Letter on the Easter Rising

A Friend has asked me why I ascribe such importance to the ‘bloodletting’ of Easter 1916 as a reason for the ‘weakness and disorientation’ of the Irish Labour movement in the following six years, in view of the fact, pointed out by Brian Behan, that workers’ participation in the Easter rising was only a token participation.

The killed and executed of 1916 were few, but they were key men. The labour movement did not lack militancy in the years of the Anglo-Irish war and the Civil War – but it lacked a revolutionary leading cadre. All through that period we see the contrast between the spirit of the rank and file and the dead hand at the top.
 

Workers let down

J. Dunsmore Clarkson brings this out very clearly in his Labour and Nationalism in Ireland (1925). After the splendid one-day general strike against conscription, in April 1918, the Irish Labour Party leaders decided not to take part in the general election as an independent force! In April 1919 the executive let down the workers of Limerick, whose local general strike had tied up the city for ten days. The wonderful response to the call for a one-day stoppage, everywhere outside the Belfast area on May Day 1919, was not followed up.

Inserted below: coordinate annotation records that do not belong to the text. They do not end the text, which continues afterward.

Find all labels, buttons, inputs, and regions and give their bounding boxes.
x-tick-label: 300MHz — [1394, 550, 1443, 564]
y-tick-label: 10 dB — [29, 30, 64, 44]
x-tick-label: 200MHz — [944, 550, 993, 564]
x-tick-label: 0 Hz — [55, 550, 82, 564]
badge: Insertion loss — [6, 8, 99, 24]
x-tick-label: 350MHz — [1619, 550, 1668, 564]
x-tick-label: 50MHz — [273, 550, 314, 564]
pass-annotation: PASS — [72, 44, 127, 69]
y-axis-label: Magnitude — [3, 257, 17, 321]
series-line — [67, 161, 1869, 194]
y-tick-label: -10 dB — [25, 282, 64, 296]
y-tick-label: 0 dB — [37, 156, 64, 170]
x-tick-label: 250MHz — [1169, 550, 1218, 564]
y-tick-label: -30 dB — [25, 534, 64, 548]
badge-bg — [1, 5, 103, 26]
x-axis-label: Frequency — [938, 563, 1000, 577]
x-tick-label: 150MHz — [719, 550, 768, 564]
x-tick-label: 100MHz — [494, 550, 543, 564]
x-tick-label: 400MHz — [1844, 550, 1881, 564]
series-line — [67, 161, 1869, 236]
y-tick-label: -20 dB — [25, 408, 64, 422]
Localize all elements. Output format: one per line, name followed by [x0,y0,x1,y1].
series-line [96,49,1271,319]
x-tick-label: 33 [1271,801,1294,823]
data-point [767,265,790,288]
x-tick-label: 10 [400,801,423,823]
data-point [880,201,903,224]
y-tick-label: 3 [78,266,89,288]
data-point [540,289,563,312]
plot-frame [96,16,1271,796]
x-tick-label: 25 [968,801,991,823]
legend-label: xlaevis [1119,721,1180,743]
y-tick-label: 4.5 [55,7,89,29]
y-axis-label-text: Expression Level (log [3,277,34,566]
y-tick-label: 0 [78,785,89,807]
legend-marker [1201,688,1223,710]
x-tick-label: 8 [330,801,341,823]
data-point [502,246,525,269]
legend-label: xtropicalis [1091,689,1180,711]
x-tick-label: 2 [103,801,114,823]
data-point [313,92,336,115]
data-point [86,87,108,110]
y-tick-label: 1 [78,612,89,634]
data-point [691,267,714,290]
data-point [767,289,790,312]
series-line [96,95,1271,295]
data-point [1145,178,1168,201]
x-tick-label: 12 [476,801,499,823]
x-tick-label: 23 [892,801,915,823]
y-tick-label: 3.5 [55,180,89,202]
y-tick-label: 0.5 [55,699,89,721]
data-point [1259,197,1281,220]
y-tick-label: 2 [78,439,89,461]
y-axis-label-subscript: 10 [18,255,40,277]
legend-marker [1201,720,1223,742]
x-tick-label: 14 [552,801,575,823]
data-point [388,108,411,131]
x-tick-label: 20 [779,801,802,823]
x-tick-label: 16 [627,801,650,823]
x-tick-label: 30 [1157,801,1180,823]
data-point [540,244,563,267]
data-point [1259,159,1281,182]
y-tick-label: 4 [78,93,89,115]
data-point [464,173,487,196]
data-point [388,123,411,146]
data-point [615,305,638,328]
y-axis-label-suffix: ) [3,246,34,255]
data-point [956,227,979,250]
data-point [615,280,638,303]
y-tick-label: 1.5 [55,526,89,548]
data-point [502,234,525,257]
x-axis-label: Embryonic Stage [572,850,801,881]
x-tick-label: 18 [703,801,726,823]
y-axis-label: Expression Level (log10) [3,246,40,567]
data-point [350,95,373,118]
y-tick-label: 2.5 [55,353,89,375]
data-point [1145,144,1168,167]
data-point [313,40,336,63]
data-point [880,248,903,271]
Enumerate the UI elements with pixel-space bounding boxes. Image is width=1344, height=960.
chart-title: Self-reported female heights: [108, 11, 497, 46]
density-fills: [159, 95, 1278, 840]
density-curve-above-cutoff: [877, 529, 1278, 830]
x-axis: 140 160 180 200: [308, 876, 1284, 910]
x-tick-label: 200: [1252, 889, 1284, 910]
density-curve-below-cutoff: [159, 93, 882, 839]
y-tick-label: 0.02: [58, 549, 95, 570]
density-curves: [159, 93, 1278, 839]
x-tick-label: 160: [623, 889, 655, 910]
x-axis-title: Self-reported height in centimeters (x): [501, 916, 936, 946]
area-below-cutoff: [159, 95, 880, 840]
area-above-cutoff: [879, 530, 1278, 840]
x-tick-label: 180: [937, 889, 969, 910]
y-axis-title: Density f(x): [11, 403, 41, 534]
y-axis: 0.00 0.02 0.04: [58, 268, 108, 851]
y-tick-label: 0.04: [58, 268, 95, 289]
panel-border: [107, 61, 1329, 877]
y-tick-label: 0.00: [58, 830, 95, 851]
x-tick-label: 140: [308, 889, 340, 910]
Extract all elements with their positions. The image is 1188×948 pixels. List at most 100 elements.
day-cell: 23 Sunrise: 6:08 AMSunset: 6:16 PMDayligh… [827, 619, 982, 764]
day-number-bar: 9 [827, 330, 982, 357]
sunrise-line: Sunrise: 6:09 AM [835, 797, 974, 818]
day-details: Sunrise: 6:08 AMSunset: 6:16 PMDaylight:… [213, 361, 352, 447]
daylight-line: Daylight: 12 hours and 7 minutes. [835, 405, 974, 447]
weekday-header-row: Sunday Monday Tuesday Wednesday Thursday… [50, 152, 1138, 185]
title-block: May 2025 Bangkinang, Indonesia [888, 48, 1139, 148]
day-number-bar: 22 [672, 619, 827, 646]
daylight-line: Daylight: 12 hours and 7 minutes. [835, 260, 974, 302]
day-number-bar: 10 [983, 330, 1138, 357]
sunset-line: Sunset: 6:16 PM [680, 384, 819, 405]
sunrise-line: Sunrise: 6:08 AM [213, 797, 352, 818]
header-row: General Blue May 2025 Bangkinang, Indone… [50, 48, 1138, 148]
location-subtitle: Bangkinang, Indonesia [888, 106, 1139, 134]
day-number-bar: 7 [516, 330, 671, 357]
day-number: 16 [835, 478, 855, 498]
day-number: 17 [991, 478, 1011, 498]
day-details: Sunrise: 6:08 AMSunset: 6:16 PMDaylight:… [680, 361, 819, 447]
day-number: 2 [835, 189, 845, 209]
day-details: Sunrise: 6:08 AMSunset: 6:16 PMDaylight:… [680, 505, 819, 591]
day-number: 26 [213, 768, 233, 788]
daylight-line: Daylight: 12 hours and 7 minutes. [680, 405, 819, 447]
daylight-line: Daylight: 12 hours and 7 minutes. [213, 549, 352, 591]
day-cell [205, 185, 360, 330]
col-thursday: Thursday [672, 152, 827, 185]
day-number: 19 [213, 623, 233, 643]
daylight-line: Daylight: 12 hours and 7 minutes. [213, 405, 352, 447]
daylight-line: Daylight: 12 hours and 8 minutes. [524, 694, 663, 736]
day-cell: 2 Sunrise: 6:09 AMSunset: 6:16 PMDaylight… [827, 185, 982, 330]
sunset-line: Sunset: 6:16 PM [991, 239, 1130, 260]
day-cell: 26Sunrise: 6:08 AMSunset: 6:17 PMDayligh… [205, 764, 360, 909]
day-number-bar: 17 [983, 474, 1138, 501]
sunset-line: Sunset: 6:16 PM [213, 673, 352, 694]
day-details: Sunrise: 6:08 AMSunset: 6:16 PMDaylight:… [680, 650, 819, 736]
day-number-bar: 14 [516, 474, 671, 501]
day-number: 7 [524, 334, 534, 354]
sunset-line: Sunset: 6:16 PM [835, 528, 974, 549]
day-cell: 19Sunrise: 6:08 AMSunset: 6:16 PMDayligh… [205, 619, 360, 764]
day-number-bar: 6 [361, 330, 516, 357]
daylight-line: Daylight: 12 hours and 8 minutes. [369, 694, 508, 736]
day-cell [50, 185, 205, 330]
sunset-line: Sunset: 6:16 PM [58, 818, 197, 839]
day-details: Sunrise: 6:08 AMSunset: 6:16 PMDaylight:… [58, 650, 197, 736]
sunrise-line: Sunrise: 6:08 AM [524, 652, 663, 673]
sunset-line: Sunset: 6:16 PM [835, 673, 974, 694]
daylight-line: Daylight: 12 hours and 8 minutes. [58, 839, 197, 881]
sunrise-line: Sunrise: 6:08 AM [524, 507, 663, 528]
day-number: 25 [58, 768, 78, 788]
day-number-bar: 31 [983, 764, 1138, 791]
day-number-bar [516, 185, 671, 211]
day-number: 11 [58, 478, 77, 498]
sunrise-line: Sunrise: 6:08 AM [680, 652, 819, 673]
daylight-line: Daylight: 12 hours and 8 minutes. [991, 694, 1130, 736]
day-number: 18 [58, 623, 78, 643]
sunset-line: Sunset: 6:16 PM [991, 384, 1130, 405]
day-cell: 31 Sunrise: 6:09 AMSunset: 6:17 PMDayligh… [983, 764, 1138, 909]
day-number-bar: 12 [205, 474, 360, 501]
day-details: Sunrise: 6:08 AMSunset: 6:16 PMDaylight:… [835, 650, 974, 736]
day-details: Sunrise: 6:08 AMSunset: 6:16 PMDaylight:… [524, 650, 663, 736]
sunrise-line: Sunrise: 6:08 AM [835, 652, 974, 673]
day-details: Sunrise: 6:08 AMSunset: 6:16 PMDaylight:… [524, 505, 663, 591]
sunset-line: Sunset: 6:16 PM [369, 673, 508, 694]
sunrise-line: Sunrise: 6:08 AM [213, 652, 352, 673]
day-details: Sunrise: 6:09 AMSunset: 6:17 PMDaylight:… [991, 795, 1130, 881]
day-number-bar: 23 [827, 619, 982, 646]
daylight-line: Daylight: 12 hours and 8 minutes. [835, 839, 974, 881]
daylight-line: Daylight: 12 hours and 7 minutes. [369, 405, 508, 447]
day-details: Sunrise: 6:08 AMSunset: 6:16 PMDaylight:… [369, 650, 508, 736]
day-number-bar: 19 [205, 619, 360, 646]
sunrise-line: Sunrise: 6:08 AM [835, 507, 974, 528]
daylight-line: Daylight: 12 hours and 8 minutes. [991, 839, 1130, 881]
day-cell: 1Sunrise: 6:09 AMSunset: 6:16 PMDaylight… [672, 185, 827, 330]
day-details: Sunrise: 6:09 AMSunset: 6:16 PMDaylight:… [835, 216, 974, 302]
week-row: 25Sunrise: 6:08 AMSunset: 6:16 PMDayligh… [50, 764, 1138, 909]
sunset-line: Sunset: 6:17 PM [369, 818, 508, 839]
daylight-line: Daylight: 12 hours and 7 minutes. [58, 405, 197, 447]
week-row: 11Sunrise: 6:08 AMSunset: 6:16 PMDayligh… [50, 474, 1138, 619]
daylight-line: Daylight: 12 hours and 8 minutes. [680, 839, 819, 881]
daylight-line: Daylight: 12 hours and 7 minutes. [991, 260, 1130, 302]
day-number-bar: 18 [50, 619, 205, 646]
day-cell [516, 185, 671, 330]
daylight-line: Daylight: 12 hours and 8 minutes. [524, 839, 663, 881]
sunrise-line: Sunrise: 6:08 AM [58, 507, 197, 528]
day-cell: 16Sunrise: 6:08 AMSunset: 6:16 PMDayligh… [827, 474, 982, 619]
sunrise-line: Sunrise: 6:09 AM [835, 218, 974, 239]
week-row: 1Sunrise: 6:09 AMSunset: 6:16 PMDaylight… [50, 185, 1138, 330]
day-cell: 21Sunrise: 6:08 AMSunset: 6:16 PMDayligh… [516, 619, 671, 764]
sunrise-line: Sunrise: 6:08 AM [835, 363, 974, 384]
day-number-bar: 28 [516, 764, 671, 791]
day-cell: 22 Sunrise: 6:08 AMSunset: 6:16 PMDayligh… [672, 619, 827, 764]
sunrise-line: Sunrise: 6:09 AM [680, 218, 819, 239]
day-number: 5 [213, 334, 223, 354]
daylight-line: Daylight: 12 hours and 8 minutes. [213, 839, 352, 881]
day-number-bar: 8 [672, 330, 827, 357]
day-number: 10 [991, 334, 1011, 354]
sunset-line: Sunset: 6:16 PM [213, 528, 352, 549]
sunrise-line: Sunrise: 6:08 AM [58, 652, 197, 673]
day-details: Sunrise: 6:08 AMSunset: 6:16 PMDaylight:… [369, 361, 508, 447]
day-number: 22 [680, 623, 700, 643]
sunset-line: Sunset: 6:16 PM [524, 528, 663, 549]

When the dockers of Dublin and Dun Laoghaire and the railwaymen of Dublin in May 1920 followed the example of the Jolly George men in London, and refused to load or unload any military equipment, their leaders advised them ‘to offer to carry everything that the British authorities are willing to risk on the trains’.

The seizures by the workers of the creamery at Knocklone (Co. Limerick) and the coal-mine at Arigna (Co. Leitrum) are merely the best-known incidents of many such that occurred in 1920, 1921 and 1922, expressing the desire of the rank-and-file workers to take over Irish industry. Clarkson writes: ‘A violent epidemic of seizures of industrial and even agricultural enterprises broke out. The executive committee of the Transport Union was seriously embarrassed; its members had no stomach for that sort of guerilla warfare.’
 

Ripe for revolution

Of the 1922 election he observes: ‘Coupled with the manifestations of undirected energy displayed by the trade union rank and file, the electoral figures seem to indicate that the country was reasonably ripe for the much discussed “social revolution”’. Thomas Johnson, the ablest of the Labour leaders, and most important official of the Labour Party and trades union congress, had no intention, however, of giving a lead in that direction. And so the boat was missed.

When the Free State government selected Liam Mellowes and the four men closest to him for a reprisal shooting in 1922, everyone knew that they had been selected because they were thinking along Connolly’s lines of linking the national struggle with the revolutionary struggle of the workers and poor farmers. The Irish capitalists correctly saw that they owed everything to the absence of a leading cadre worthy of the rank-and-file workers of Ireland – and they were determined to do their damnedest to keep things that way.